Pension Reforms an Example of Bipartisanship

| September 13, 2012

Guest Column from Representative Brian Hill

We often hear in politics, particularly at the national level, about Republicans and Democrats not working together to address important issues. People don’t usually get to hear about the times when the two sides do come together and pass needed reforms. However, the Ohio House recently passed a series of reforms to the state’s public pension systems that had the cooperation of both sides.

Both Republicans and Democrats understood the necessity of reforming the systems in order to keep them solvent and to secure the retirements of Ohio’s more than 1.7 million public employees. To make sure that all interested parties and individuals had the opportunity to voice their opinion, each bill received nine committee hearings by the House Retirement and Pensions Subcommittee, as well as two by the House Health and Aging Committee. We also utilized a report issued by the Ohio Retirement Study Council that helped move the ball down the field on this issue.

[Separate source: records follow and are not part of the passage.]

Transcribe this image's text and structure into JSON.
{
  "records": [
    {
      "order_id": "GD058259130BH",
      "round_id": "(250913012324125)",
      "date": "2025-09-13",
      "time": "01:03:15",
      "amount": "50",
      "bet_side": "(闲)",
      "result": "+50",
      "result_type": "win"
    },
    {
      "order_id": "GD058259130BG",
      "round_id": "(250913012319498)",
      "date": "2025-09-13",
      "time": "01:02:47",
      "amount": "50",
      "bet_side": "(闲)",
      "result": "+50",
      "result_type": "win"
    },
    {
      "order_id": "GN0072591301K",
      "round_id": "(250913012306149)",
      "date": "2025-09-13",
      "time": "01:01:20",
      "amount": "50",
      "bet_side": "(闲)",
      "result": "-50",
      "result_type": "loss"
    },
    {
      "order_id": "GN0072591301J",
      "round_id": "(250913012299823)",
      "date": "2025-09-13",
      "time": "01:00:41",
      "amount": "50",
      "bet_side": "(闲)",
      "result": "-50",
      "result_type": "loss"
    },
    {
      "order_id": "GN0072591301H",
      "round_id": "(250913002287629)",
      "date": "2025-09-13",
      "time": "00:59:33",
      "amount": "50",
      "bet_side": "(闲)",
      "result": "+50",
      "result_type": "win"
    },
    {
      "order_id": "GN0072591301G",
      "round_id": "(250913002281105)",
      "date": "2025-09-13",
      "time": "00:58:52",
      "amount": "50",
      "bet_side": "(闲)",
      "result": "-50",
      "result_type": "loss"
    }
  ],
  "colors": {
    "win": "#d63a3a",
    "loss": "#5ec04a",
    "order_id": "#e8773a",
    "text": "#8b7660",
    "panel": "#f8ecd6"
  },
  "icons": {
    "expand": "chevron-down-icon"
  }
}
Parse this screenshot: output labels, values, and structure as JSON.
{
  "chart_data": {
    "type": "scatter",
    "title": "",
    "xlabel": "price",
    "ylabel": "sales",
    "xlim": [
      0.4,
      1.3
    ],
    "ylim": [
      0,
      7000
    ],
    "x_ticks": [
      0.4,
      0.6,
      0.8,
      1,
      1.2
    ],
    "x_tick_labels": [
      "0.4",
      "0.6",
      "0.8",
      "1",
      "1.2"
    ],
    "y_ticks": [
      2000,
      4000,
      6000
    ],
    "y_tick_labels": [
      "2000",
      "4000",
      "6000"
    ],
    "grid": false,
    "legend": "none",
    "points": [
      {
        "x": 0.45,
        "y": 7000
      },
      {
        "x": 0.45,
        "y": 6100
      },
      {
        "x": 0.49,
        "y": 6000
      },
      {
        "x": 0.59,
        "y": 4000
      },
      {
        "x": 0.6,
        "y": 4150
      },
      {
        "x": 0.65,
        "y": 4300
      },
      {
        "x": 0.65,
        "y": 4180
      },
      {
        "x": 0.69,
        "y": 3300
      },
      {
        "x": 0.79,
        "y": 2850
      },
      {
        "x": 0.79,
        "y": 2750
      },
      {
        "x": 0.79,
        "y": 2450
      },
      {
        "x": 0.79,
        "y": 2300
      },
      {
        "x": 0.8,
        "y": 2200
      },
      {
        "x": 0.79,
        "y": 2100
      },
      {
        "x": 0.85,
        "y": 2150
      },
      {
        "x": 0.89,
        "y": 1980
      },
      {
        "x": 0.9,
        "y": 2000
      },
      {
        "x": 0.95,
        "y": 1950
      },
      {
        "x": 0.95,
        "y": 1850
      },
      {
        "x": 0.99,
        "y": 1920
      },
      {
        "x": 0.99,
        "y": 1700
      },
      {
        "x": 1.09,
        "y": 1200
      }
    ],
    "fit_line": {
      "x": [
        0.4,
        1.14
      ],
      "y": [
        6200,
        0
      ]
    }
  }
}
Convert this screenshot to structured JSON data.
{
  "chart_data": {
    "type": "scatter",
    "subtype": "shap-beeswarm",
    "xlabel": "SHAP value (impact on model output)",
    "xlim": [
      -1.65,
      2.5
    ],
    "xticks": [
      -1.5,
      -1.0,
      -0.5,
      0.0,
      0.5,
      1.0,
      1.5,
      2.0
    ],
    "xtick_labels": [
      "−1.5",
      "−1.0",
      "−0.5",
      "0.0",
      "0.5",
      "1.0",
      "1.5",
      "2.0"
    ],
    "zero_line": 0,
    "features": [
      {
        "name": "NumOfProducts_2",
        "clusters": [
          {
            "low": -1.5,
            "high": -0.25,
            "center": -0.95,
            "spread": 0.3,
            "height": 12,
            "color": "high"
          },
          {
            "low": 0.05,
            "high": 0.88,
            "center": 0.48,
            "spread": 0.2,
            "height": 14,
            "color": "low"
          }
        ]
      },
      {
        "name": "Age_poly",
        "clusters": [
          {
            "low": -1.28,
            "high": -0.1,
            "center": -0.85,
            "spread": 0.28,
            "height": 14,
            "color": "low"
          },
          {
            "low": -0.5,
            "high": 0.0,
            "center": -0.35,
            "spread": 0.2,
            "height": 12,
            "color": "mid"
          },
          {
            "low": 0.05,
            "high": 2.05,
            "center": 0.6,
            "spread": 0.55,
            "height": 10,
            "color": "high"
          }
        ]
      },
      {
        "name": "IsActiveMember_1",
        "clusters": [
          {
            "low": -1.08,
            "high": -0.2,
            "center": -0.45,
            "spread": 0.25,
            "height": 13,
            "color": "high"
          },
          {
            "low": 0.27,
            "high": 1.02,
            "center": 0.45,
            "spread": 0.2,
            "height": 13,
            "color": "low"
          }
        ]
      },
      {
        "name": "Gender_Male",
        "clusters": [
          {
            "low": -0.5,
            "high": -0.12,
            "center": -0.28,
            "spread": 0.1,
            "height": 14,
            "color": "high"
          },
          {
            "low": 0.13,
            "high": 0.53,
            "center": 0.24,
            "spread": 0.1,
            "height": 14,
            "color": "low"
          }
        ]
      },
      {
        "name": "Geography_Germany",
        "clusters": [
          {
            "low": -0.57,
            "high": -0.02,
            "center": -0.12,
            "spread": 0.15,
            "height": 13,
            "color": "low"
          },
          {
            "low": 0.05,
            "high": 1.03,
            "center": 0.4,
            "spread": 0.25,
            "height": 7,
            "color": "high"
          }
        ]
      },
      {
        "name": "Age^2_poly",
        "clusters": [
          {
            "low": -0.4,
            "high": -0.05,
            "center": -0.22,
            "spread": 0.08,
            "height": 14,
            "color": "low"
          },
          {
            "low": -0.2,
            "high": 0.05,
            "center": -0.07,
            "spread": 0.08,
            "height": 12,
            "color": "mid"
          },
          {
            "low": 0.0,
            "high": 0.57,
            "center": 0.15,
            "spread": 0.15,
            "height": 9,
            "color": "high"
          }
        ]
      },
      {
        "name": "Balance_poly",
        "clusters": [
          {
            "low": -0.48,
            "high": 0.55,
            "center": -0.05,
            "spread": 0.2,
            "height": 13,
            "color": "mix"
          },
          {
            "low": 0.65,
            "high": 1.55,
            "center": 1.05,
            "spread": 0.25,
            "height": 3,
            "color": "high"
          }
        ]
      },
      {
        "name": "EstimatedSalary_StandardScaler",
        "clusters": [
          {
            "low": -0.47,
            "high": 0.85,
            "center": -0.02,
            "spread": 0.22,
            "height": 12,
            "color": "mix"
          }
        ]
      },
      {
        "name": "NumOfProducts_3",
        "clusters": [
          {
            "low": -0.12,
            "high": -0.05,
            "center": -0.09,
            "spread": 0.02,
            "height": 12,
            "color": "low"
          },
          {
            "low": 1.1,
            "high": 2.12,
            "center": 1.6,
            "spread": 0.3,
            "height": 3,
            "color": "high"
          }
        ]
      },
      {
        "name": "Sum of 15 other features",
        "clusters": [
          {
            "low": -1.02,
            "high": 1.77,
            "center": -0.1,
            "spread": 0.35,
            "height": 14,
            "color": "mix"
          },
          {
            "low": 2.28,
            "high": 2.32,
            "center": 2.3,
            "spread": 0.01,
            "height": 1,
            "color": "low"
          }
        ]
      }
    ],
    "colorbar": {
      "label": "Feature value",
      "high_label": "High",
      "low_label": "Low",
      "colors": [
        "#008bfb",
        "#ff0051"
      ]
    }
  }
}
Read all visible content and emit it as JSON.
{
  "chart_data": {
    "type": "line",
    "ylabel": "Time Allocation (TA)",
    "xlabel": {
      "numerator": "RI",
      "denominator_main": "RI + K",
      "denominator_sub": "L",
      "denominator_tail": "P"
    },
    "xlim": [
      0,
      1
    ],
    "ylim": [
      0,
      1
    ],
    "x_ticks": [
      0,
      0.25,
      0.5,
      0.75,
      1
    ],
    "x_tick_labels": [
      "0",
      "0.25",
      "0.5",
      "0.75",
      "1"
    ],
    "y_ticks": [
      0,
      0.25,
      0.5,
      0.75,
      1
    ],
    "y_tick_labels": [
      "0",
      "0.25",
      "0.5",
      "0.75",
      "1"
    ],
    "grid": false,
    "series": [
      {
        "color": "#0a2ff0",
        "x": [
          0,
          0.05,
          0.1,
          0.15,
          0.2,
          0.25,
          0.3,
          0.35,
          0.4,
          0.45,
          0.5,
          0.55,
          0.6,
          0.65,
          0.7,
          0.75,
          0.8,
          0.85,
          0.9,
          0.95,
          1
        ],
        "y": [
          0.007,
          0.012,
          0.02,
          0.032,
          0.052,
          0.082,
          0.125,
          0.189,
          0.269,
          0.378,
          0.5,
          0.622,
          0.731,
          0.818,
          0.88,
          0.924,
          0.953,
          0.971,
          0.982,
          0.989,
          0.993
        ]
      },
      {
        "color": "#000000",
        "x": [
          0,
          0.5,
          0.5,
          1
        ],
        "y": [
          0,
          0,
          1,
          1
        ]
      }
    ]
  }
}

The five bills—one for each of Ohio’s public pension systems—addressed the unfunded liabilities that each system was facing. The current format was unsustainable and would have collapsed upon itself had changes not been made. This is a problem that many states are currently forced to deal with, and I think the reforms that have passed through the Ohio House and Senate will help maintain the retirement systems.

The reforms include having public employees pay more into their retirement funds in order for the retirement systems to remain solvent for future generations. Additionally, the House instituted a provision that calls for the bipartisan Ohio Retirement Study Council—which issued the initial report—to study the impact of future changes made by the retirement boards.

From the beginning, this has been an open process with all sides having ample opportunities to offer their opinions and concerns. As a result, all five bills received overwhelming bipartisan support—all but one passed unanimously.